Aiutateci a costruire alleanze intergenerazionali e interculturali nella cura della casa comune, in una visione di ecologia integrale, che dia un’effettiva risposta al grido della terra e al grido dei poveri”.

Inoltre il papa ha ricevuto una rappresentanza della popolazione colpita 60 anni fa dalla tragedia del Vajont: “Riflettendo sul disastro del Vajont colpisce un aspetto: a causare la tragedia non furono sbagli di progettazione o di realizzazione della diga, ma il fatto stesso di voler costruire un bacino artificiale nel luogo sbagliato.

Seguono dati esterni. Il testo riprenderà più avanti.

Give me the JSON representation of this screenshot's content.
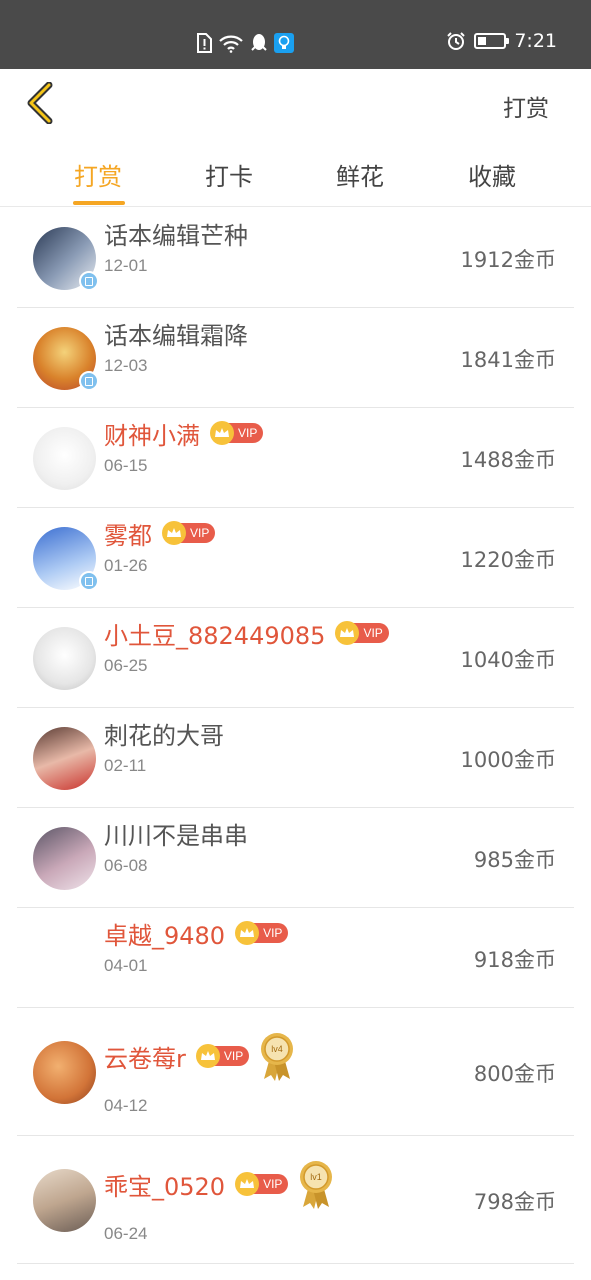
{
  "status_bar": {
    "time": "7:21",
    "center_icons": [
      "sim-alert-icon",
      "wifi-icon",
      "qq-penguin-icon",
      "lightbulb-app-icon"
    ],
    "right_icons": [
      "alarm-icon",
      "battery-icon"
    ],
    "battery_level": 0.3
  },
  "navbar": {
    "back_icon": "chevron-left-icon",
    "action_label": "打赏"
  },
  "tabs": [
    {
      "label": "打赏",
      "active": true
    },
    {
      "label": "打卡",
      "active": false
    },
    {
      "label": "鲜花",
      "active": false
    },
    {
      "label": "收藏",
      "active": false
    }
  ],
  "colors": {
    "accent": "#f5a623",
    "vip_name": "#e0563b",
    "normal_name": "#555555",
    "vip_badge": "#e85c4a",
    "crown": "#f7c23a",
    "verified_badge": "#7fc0ee"
  },
  "entries": [
    {
      "name": "话本编辑芒种",
      "date": "12-01",
      "amount": "1912金币",
      "vip": false,
      "verified": true,
      "medal": null
    },
    {
      "name": "话本编辑霜降",
      "date": "12-03",
      "amount": "1841金币",
      "vip": false,
      "verified": true,
      "medal": null
    },
    {
      "name": "财神小满",
      "date": "06-15",
      "amount": "1488金币",
      "vip": true,
      "verified": false,
      "medal": null
    },
    {
      "name": "雾都",
      "date": "01-26",
      "amount": "1220金币",
      "vip": true,
      "verified": true,
      "medal": null
    },
    {
      "name": "小土豆_882449085",
      "date": "06-25",
      "amount": "1040金币",
      "vip": true,
      "verified": false,
      "medal": null
    },
    {
      "name": "刺花的大哥",
      "date": "02-11",
      "amount": "1000金币",
      "vip": false,
      "verified": false,
      "medal": null
    },
    {
      "name": "川川不是串串",
      "date": "06-08",
      "amount": "985金币",
      "vip": false,
      "verified": false,
      "medal": null
    },
    {
      "name": "卓越_9480",
      "date": "04-01",
      "amount": "918金币",
      "vip": true,
      "verified": false,
      "medal": null
    },
    {
      "name": "云卷莓r",
      "date": "04-12",
      "amount": "800金币",
      "vip": true,
      "verified": false,
      "medal": "lv4"
    },
    {
      "name": "乖宝_0520",
      "date": "06-24",
      "amount": "798金币",
      "vip": true,
      "verified": false,
      "medal": "lv1"
    }
  ],
  "vip_label": "VIP"
}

E tutto ciò perché? In ultima analisi per aver anteposto la logica del guadagno alla cura dell’uomo e dell’ambiente in cui vive; così che, se la vostra ondata di speranza è mossa dalla fraternità, quell’ondata che portò disperazione era provocata dall’avidità. E l’avidità distrugge, mentre la fraternità costruisce”.

L’incontro è stato concluso con il ricordo dell’ottavo centenario del cantico di san Francesco: “Quest’anno ricorre l’ottavo centenario della composizione del ‘Cantico delle creature’ di san Francesco, Patrono d’Italia. È anche il testo che ha inaugurato la letteratura italiana. In quella magnifica lauda il Poverello di Assisi chiama il sole, la luna, le stelle, il vento, il fuoco ed altri elementi, fratelli e sorelle, e li chiama così perché le creature sono parte di un’unica ‘rete viva di bene’, disposta amorevolmente dal Signore per noi”.

Quindi l’acqua è utile, ma è necessario anche uno sguardo contemplativo per custodire l’ambiente: “Utile e umile, eppure diventata tremenda e distruttiva nel caso del Vajont, oppure inaccessibile per tanti che oggi, nel mondo, soffrono la sete o non hanno acqua potabile.

Abbiamo bisogno dello sguardo contemplativo, dello sguardo rispettoso di San Francesco per riconoscere la bellezza del creato e saper dare alle cose il giusto ordine, per smettere di devastare l’ambiente con logiche mortifere di avidità e collaborare fraternamente allo sviluppo della vita. Voi lo fate, custodendo la memoria e testimoniando come la vita possa risorgere proprio là, dove tutto era stato inghiottito dalla morte”.